The 2010 FIFA World Cup | Team USA: The State of The Union

In 1998, U.S. Soccer launched a $50 million dollar program that sought to develop the United States into a legitimate contender for the World Cup. The program, called Project 2010, was built upon a study called The Q-Report written by Portugese football manager Carlos Queiroz. In it, Quieroz outlined a national player development system that he and U.S. Soccer believed could turn the USA into a World Cup contender by 2010. In the years following the release of the report and the adoption of Project 2010, some changes were made to U.S. Soccer and to the culture of the sport in here in America– the launch of a youth academy in Bradenton, FL (at IMG Academies) and a youth development program run by adidas and Major League Soccer (MLS) called “Generation adidas”, both of which have helped to train and scout young American players. That said, on The US Men’s National Team (USMNT), where the fruits of Project 2010 were promised, marginal improvement has left us with a national team that features a handful of excellent players and more questions than answers, primarily due to a lack of depth all over the pitch.

One of the great frustrations of most American football fans is that, quite frankly, the level of play in this country comes down to a lack of footballing intelligence and footballing DNA at almost every level of the sport.
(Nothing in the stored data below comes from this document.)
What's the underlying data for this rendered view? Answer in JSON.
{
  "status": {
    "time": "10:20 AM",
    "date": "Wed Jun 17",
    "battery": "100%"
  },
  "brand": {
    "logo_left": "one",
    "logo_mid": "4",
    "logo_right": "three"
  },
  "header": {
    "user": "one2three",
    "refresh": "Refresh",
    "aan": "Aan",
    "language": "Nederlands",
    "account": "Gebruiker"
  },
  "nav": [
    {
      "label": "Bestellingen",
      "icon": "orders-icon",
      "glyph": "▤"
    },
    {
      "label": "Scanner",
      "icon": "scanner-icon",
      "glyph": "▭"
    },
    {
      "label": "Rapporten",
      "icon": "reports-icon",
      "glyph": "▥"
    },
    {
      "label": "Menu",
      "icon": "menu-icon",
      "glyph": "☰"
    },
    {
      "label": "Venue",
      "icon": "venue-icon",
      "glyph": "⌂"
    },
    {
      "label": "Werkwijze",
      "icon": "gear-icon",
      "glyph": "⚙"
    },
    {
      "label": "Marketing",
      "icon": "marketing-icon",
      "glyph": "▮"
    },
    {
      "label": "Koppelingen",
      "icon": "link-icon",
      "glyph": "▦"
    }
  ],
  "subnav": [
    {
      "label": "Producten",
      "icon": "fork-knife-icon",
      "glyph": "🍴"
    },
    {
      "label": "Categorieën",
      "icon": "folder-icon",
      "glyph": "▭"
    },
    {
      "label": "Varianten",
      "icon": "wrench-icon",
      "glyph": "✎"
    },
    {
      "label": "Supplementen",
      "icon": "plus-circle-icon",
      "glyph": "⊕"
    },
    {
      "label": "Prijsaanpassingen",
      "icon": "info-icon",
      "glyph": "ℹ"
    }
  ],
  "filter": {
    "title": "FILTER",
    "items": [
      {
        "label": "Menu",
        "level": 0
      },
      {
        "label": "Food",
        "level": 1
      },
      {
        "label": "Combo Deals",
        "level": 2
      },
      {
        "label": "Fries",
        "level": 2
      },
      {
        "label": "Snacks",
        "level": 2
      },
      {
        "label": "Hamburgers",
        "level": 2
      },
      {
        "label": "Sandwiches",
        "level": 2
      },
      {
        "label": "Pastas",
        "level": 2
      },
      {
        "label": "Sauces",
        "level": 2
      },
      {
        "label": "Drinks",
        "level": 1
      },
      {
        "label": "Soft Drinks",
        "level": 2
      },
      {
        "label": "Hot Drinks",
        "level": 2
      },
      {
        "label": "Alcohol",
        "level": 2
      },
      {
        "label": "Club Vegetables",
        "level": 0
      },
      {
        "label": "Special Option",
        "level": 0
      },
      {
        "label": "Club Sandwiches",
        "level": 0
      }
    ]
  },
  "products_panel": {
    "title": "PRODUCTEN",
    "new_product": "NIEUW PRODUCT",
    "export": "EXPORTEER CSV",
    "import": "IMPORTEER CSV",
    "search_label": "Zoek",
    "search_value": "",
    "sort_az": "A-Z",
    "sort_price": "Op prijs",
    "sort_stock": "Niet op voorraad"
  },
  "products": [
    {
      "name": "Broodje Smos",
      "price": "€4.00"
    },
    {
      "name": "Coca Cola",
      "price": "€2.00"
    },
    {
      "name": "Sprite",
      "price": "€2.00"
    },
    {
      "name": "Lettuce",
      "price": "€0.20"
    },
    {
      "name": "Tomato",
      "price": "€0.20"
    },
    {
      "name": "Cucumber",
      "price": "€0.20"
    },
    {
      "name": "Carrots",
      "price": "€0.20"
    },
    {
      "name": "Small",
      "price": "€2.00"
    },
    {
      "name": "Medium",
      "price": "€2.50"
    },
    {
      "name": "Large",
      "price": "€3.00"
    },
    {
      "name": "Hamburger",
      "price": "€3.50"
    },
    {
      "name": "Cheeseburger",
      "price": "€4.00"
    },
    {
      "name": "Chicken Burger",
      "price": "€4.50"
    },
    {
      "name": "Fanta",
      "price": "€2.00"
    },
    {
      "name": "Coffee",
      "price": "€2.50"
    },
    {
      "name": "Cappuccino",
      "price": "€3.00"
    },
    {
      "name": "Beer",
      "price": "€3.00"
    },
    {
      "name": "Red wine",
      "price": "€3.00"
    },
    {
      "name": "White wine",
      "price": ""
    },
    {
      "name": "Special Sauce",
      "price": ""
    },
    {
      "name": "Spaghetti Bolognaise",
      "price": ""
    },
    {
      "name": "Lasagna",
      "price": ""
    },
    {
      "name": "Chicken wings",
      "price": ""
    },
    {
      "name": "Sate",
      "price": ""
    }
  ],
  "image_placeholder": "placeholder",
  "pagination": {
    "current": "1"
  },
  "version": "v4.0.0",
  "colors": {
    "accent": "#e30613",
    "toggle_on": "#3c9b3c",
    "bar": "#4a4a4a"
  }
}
While our best players can compete at an international level, we do not produce enough players who excel at individual positions to compete with the best in the world. We do not have a nation of great coaches and trainers who can develop young players from an early age with tactical and positional awareness or technical ability and competitive game experience. And while the USA produces some of the world’s greatest athletes in a variety of sports, the economics of the game in this country tends to drive our best and brightest into American football, baseball and basketball; we follow the money and the glory which, justifiably, is found in other sports. Still, you can’t help but think time and again what our best possible team might look like, with Lebron James and Adrian Peterson as strikers, Tom Brady running the midfield with Derek Jeter, Kobe Bryant and Randy Moss on the wings, Ray Lewis in defense– you get the idea. This is not an apologia; we have some terrific players and athletes on the USMNT. But when you start looking down the rosters of other nations, places where almost every great athlete is driven to football, you notice the gap between their depth and class and the more problematic USA lineup.
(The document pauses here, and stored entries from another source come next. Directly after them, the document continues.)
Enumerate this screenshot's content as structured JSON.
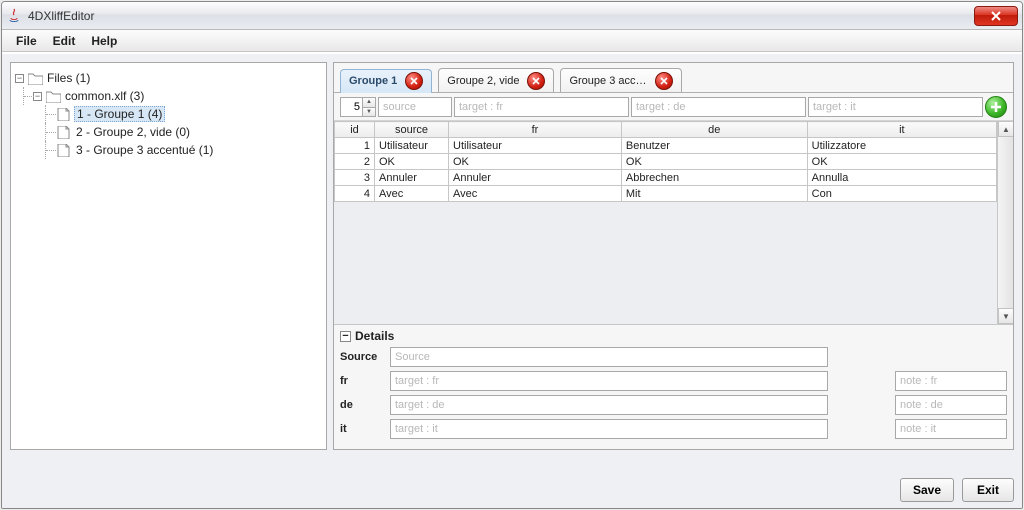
{
  "window": {
    "title": "4DXliffEditor"
  },
  "menu": {
    "file": "File",
    "edit": "Edit",
    "help": "Help"
  },
  "tree": {
    "root": "Files (1)",
    "file": "common.xlf (3)",
    "groups": [
      "1 - Groupe 1 (4)",
      "2 - Groupe 2, vide (0)",
      "3 - Groupe 3 accentué (1)"
    ]
  },
  "tabs": [
    {
      "label": "Groupe 1",
      "active": true
    },
    {
      "label": "Groupe 2, vide",
      "active": false
    },
    {
      "label": "Groupe 3 acc…",
      "active": false
    }
  ],
  "entry": {
    "idValue": "5",
    "placeholders": {
      "source": "source",
      "fr": "target : fr",
      "de": "target : de",
      "it": "target : it"
    }
  },
  "table": {
    "headers": {
      "id": "id",
      "source": "source",
      "fr": "fr",
      "de": "de",
      "it": "it"
    },
    "rows": [
      {
        "id": "1",
        "source": "Utilisateur",
        "fr": "Utilisateur",
        "de": "Benutzer",
        "it": "Utilizzatore"
      },
      {
        "id": "2",
        "source": "OK",
        "fr": "OK",
        "de": "OK",
        "it": "OK"
      },
      {
        "id": "3",
        "source": "Annuler",
        "fr": "Annuler",
        "de": "Abbrechen",
        "it": "Annulla"
      },
      {
        "id": "4",
        "source": "Avec",
        "fr": "Avec",
        "de": "Mit",
        "it": "Con"
      }
    ]
  },
  "details": {
    "title": "Details",
    "labels": {
      "source": "Source",
      "fr": "fr",
      "de": "de",
      "it": "it"
    },
    "placeholders": {
      "source": "Source",
      "fr": "target : fr",
      "de": "target : de",
      "it": "target : it",
      "note_fr": "note : fr",
      "note_de": "note : de",
      "note_it": "note : it"
    }
  },
  "footer": {
    "save": "Save",
    "exit": "Exit"
  }
}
The Golden Boy: Say What You Want About Him, But Landon Donovan Is The USA’s Best Chance For Success in 2010

The economics of the sport has another ugly side; youth football in America, the kind that finds talented young players and gets them into the development system, is primarily defined by class, an expensive “club” sport that requires a huge financial and time commitment from players and their families outside of the organized “school” structure of most American sports. To put it another way, unlike High School football, baseball and basketball, almost no one scouts at High School soccer games. Instead, they scout state and regional “travel” teams, private all-star teams that travel around the region and the nation playing one another, almost always at the player’s expense. There are very few rags to riches stories in American soccer– almost all of the players who come up through the system have been able to afford the extravagant costs of the development system from an early age. While some players from other nations grow up on the streets or in the ghettos, coming from modest circumstances, in America, it’s pretty much a rich kid’s game. A few exceptions notwithstanding (i.e. Clint Dempsey), soccer is a middle-class sport at worst; if you want to be seen and play against the best, it is a sport primarily for the privileged few.

Clint Dempsey Scores in 2006: Can He Bring Glory Home in 2010?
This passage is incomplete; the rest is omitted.